Rush, they project, says he wants Obama’s “experiment” to fail because Rush simply wants bad things to happen to America while Obama is President so Republicans will have a better chance of being elected in the future. What a mean, nasty thing for Rush to say (never mind for one second that this is precisely what most Democrats openly said about nearly everything President Bush did – Iraq war anyone?) Rush counters that he wants Obama's agenda to fail, because Rush believes it won't work and will ultimately be bad for America. As I said above, I completely agree. But what Rush is really saying is that we've done this "experiment" many times before, and it never worked, so why try again?

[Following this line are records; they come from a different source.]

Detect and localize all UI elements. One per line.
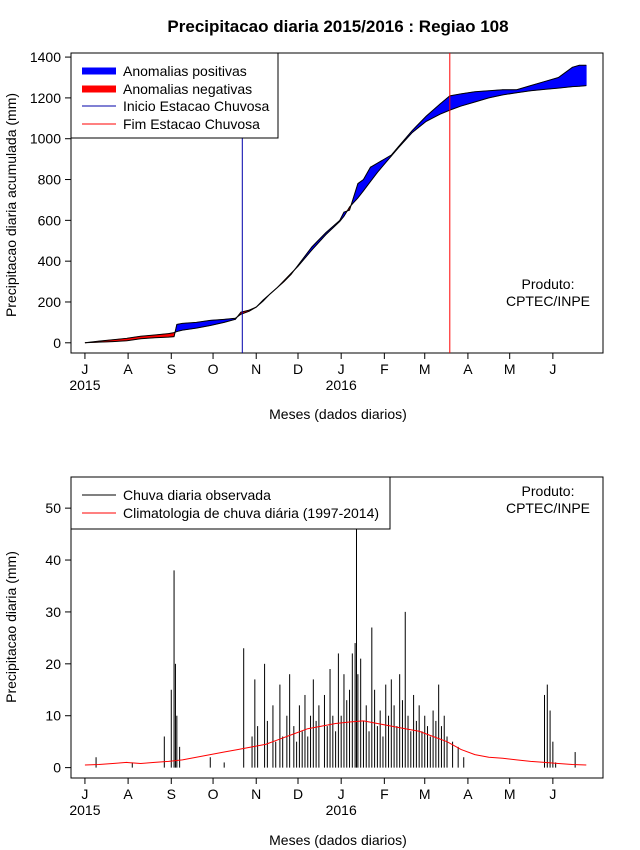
daily-x-tick-label-2: S bbox=[167, 786, 176, 802]
cumulative-y-tick-label-600: 600 bbox=[38, 212, 62, 228]
daily-legend-box bbox=[70, 476, 391, 530]
daily-x-tick-label-0: J bbox=[81, 786, 88, 802]
daily-legend: Chuva diaria observada Climatologia de c… bbox=[70, 476, 391, 530]
daily-y-tick-label-0: 0 bbox=[53, 760, 61, 776]
cumulative-x-tick-label-11: J bbox=[549, 361, 556, 377]
cumulative-x-tick-label-2: S bbox=[167, 361, 176, 377]
cumulative-x-tick-label-1: A bbox=[123, 361, 133, 377]
legend-label-start: Inicio Estacao Chuvosa bbox=[123, 98, 270, 114]
cumulative-x-tick-label-3: O bbox=[208, 361, 219, 377]
daily-year-label-1: 2016 bbox=[326, 802, 357, 818]
daily-x-tick-label-10: M bbox=[504, 786, 516, 802]
daily-x-axis-label: Meses (dados diarios) bbox=[269, 832, 407, 848]
product-note-line2-lower: CPTEC/INPE bbox=[506, 500, 590, 516]
cumulative-x-tick-label-4: N bbox=[251, 361, 261, 377]
cumulative-x-tick-label-9: A bbox=[463, 361, 473, 377]
legend-label-negative: Anomalias negativas bbox=[123, 81, 252, 97]
cumulative-x-tick-label-6: J bbox=[338, 361, 345, 377]
cumulative-x-tick-label-0: J bbox=[81, 361, 88, 377]
cumulative-x-axis-label: Meses (dados diarios) bbox=[269, 406, 407, 422]
cumulative-y-tick-label-200: 200 bbox=[38, 294, 62, 310]
legend-label-observed: Chuva diaria observada bbox=[123, 487, 271, 503]
cumulative-x-tick-label-8: M bbox=[419, 361, 431, 377]
anomaly-segment-28-0 bbox=[357, 178, 364, 199]
cumulative-plot-frame bbox=[70, 52, 604, 354]
daily-x-tick-label-6: J bbox=[338, 786, 345, 802]
cumulative-x-tick-label-5: D bbox=[293, 361, 303, 377]
daily-x-tick-label-4: N bbox=[251, 786, 261, 802]
cumulative-y-tick-label-1000: 1000 bbox=[30, 131, 61, 147]
anomaly-segment-36-0 bbox=[425, 103, 441, 122]
cumulative-y-tick-label-400: 400 bbox=[38, 253, 62, 269]
daily-y-tick-label-50: 50 bbox=[45, 500, 61, 516]
daily-y-tick-label-30: 30 bbox=[45, 604, 61, 620]
cumulative-year-label-0: 2015 bbox=[69, 377, 100, 393]
anomaly-segment-47-0 bbox=[572, 64, 580, 87]
climatology-cumulative-line bbox=[84, 85, 587, 344]
legend-label-end: Fim Estacao Chuvosa bbox=[123, 116, 260, 132]
cumulative-y-tick-label-1200: 1200 bbox=[30, 90, 61, 106]
anomaly-segment-46-0 bbox=[558, 66, 573, 89]
cumulative-legend: Anomalias positivas Anomalias negativas … bbox=[70, 52, 279, 139]
daily-y-tick-label-20: 20 bbox=[45, 656, 61, 672]
anomaly-segment-30-0 bbox=[370, 162, 378, 183]
anomaly-segment-37-0 bbox=[439, 95, 451, 115]
product-note-line1: Produto: bbox=[522, 276, 575, 292]
cumulative-x-tick-label-7: F bbox=[380, 361, 389, 377]
cumulative-x-tick-label-10: M bbox=[504, 361, 516, 377]
cumulative-y-tick-label-0: 0 bbox=[53, 335, 61, 351]
observed-cumulative-line bbox=[84, 64, 587, 344]
cumulative-y-tick-label-800: 800 bbox=[38, 172, 62, 188]
daily-x-tick-label-11: J bbox=[549, 786, 556, 802]
daily-x-tick-label-1: A bbox=[123, 786, 133, 802]
cumulative-y-axis-label: Precipitacao diaria acumulada (mm) bbox=[3, 93, 19, 317]
daily-y-tick-label-40: 40 bbox=[45, 552, 61, 568]
cumulative-y-tick-label-1400: 1400 bbox=[30, 49, 61, 65]
daily-x-tick-label-7: F bbox=[380, 786, 389, 802]
daily-x-tick-label-8: M bbox=[419, 786, 431, 802]
daily-x-tick-label-3: O bbox=[208, 786, 219, 802]
daily-year-label-0: 2015 bbox=[69, 802, 100, 818]
climatology-daily-line bbox=[84, 720, 587, 766]
daily-x-tick-label-9: A bbox=[463, 786, 473, 802]
daily-y-axis-label: Precipitacao diaria (mm) bbox=[3, 551, 19, 703]
daily-x-tick-label-5: D bbox=[293, 786, 303, 802]
product-note-line2: CPTEC/INPE bbox=[506, 293, 590, 309]
anomaly-segment-29-0 bbox=[363, 166, 371, 192]
cumulative-year-label-1: 2016 bbox=[326, 377, 357, 393]
legend-label-positive: Anomalias positivas bbox=[123, 63, 247, 79]
legend-label-climatology: Climatologia de chuva diária (1997-2014) bbox=[123, 505, 379, 521]
figure-title: Precipitacao diaria 2015/2016 : Regiao 1… bbox=[167, 17, 508, 36]
daily-y-tick-label-10: 10 bbox=[45, 708, 61, 724]
anomaly-segment-48-0 bbox=[579, 64, 587, 87]
product-note-line1-lower: Produto: bbox=[522, 483, 575, 499]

(I suppose it's not completely impossible that Obama's policies will help end the recession, rather than prolong it, but that is extremely unlikely, as the Dow Jones average has brutally honestly demonstrated. Regardless, if human nature suddenly changed so drastically that socialism suddenly produced greater economic growth than freedom, I'd still rather live in freedom. But as I touch on below, there are many, many other people who would prefer the opposite - to live in socialism even though it produces lesser economic growth than freedom. And there are two kinds of people who prefer socialism - those who want the power, and those who are perfectly happy as sheep.)

Because Obama’s methods have been tried so often before, and because they have failed so miserably every time, it is unlikely that a man as book smart as Obama honestly thinks his policies will cause private sector economic growth. Most likely, he has a different agenda. Obama sometimes says his goal is to end the recession. But many other times, Obama says quite specifically that bringing the USA out of recession is not his goal. This is what I mean when I say I want Obama to fail. I want Obama to fail in his oft stated goal of “spreading the wealth” at the expense of economic prosperity.

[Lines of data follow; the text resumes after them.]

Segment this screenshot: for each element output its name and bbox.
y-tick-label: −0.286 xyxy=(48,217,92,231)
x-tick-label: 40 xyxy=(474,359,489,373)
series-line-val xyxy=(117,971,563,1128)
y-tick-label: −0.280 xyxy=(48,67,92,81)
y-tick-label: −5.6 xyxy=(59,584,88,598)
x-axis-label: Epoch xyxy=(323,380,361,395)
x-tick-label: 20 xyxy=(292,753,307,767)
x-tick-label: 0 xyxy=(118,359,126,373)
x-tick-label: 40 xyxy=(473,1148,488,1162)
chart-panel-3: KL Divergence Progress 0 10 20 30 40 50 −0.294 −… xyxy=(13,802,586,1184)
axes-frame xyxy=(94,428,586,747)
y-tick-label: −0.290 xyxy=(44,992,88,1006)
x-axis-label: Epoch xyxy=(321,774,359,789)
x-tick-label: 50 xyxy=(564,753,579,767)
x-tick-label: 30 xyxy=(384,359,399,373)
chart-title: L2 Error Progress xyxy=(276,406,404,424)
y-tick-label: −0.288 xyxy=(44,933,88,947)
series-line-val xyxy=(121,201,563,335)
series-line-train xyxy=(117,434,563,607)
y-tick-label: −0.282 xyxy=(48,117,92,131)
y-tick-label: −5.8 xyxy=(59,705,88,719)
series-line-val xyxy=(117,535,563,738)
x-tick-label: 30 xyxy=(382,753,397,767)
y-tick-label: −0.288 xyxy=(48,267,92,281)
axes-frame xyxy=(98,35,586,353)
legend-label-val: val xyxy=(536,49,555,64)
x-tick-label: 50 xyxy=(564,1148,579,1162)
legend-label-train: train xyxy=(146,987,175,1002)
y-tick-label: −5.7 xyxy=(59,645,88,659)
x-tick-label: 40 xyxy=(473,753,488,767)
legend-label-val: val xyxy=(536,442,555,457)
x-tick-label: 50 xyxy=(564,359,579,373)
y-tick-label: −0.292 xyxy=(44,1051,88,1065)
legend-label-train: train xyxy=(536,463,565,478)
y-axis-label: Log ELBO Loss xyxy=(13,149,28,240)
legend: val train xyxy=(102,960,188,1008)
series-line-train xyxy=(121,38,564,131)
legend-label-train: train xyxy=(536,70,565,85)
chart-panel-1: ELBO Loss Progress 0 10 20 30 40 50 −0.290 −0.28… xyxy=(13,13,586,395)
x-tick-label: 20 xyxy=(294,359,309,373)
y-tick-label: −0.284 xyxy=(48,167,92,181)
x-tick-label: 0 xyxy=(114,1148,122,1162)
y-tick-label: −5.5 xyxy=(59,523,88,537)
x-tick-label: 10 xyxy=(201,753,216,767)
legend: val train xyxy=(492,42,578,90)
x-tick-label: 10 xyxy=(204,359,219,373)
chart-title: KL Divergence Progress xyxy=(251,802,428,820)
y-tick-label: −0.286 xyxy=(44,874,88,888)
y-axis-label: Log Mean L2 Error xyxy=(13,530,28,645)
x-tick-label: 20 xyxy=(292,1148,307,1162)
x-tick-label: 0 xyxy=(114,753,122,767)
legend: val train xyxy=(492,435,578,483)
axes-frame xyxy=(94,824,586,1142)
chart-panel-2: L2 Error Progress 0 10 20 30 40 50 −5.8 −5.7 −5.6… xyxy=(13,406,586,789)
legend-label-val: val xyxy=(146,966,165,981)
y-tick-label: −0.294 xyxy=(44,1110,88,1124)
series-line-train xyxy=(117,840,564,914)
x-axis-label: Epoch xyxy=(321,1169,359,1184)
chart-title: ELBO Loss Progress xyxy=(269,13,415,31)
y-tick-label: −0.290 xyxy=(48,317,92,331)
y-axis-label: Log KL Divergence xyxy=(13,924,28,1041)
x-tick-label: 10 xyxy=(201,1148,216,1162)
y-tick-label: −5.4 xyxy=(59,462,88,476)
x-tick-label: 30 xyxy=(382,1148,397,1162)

Obama let his true intentions show on at least two occasions I know off the top of my head. One was with Joe the Plumber. Obama doesn’t care how well Joe the Plumber’s business does, doesn’t care if Joe the Plumber hires more employees or does anything to actually grow the economy. (For those of you who went to public schools, a recession is when the economy shrinks instead of grows. It is a measurement of how productive millions of individual people were compared with the previous quarter. Productivity is measured by one thing and one thing only - how much someone paid for what you did.) Obama wants to change tax policy, not to help the people who will actually grow the economy, but to “spread the wealth.”

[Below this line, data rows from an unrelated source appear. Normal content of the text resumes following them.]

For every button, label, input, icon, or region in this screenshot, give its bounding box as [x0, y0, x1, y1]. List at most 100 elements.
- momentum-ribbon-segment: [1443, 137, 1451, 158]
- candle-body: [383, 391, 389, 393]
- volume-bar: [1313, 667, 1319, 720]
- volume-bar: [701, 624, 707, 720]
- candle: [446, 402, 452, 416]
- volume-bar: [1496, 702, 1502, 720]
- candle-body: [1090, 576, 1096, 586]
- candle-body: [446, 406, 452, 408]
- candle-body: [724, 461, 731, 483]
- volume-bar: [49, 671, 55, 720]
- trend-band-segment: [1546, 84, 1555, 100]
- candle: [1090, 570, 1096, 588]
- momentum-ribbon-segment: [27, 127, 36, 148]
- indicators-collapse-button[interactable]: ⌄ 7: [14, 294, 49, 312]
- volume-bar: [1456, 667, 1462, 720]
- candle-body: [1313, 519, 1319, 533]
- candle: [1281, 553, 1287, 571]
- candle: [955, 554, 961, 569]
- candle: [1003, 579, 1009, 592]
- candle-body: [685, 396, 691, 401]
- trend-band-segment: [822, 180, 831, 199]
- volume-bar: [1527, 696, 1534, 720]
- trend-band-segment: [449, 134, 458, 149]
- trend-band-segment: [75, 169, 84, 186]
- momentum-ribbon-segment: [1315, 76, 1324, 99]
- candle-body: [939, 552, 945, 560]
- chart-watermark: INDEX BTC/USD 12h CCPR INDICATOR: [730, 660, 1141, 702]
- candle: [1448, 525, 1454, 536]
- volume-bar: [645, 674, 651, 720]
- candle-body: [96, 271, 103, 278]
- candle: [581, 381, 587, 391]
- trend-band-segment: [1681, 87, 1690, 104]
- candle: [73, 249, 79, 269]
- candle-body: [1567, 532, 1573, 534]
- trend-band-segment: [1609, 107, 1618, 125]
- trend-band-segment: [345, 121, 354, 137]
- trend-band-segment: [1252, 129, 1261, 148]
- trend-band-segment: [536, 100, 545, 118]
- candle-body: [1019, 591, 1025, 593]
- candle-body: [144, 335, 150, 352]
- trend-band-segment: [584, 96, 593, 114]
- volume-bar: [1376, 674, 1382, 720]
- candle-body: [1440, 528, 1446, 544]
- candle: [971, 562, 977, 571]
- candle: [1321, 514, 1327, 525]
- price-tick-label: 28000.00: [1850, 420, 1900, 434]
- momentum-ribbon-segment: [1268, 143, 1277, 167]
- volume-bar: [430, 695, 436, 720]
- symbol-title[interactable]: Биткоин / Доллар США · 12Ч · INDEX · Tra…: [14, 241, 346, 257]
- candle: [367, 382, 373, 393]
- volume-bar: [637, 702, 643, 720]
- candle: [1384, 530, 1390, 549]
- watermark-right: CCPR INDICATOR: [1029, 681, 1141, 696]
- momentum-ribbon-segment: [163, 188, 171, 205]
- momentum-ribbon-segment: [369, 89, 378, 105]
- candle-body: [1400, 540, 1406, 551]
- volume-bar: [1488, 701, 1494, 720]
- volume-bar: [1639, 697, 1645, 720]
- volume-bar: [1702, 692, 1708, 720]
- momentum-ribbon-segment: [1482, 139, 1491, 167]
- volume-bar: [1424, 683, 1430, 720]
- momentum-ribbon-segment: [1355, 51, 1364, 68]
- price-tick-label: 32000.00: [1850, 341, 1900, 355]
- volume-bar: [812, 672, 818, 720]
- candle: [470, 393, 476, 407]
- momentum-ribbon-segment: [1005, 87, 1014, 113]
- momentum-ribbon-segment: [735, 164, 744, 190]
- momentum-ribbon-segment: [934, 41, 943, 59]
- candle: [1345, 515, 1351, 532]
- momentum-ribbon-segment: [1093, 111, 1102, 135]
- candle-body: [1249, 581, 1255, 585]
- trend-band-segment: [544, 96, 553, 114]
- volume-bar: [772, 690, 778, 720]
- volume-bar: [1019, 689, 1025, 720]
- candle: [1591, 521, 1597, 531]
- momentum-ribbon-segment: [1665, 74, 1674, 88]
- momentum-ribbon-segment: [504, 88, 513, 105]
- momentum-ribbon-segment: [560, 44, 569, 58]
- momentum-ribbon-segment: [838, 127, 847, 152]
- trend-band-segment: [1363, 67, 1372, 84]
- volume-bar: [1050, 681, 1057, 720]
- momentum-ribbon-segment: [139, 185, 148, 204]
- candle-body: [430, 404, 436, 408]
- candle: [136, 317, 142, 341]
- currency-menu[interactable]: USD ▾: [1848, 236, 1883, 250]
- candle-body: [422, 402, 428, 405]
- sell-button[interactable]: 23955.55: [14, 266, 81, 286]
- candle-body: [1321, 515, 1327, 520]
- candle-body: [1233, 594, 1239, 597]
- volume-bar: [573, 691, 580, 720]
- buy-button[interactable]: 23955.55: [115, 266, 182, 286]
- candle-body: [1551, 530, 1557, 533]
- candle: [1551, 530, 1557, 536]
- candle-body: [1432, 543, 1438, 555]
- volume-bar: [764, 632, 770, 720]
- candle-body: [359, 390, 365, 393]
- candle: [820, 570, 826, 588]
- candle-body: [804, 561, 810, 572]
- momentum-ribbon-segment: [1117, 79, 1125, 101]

The second occasion was in an interview about the capital gains tax. The interviewer asked Obama why he wanted to raise the capital gains tax. Obama responded with platitudes about “fairness.” Then, the at least minimally intelligent interviewer told Obama that increasing the capital gains tax rate always results in a decrease in capital gains tax revenue. Obama didn’t care, sticking to his guns that it was good and right to raise the capital gains tax rate even if it resulted in less tax revenue because it was “fair.”

I believe Obama does not care one whit whether the USA comes out of this recession, except insofar as it might hurt his chances of re-election and/or the chances of keeping Democrat majorities in the House and Senate. I believe Obama’s first and overriding priority is to bring about a communist/socialist “utopia” in the USA, if possible with him in charge for life á la Ooogo Chavez in Venezuela. He has given me absolutely no indication that he cares one whit about economic freedom and personal responsibility for bad economic choices. He and his Democrat ilk would be much happier once we’ve reached the end of the Road to Serfdom, with poor working stiffs like me carrying them on our backs the rest of the way. If, at the end of the Road, the USA is no more economically productive than Brazil, they won't care at all, as long as they are still the masters. After all, the ruling elite in Brazil still live pretty well.

Sorry, Obama, I want you to fail and fail miserably.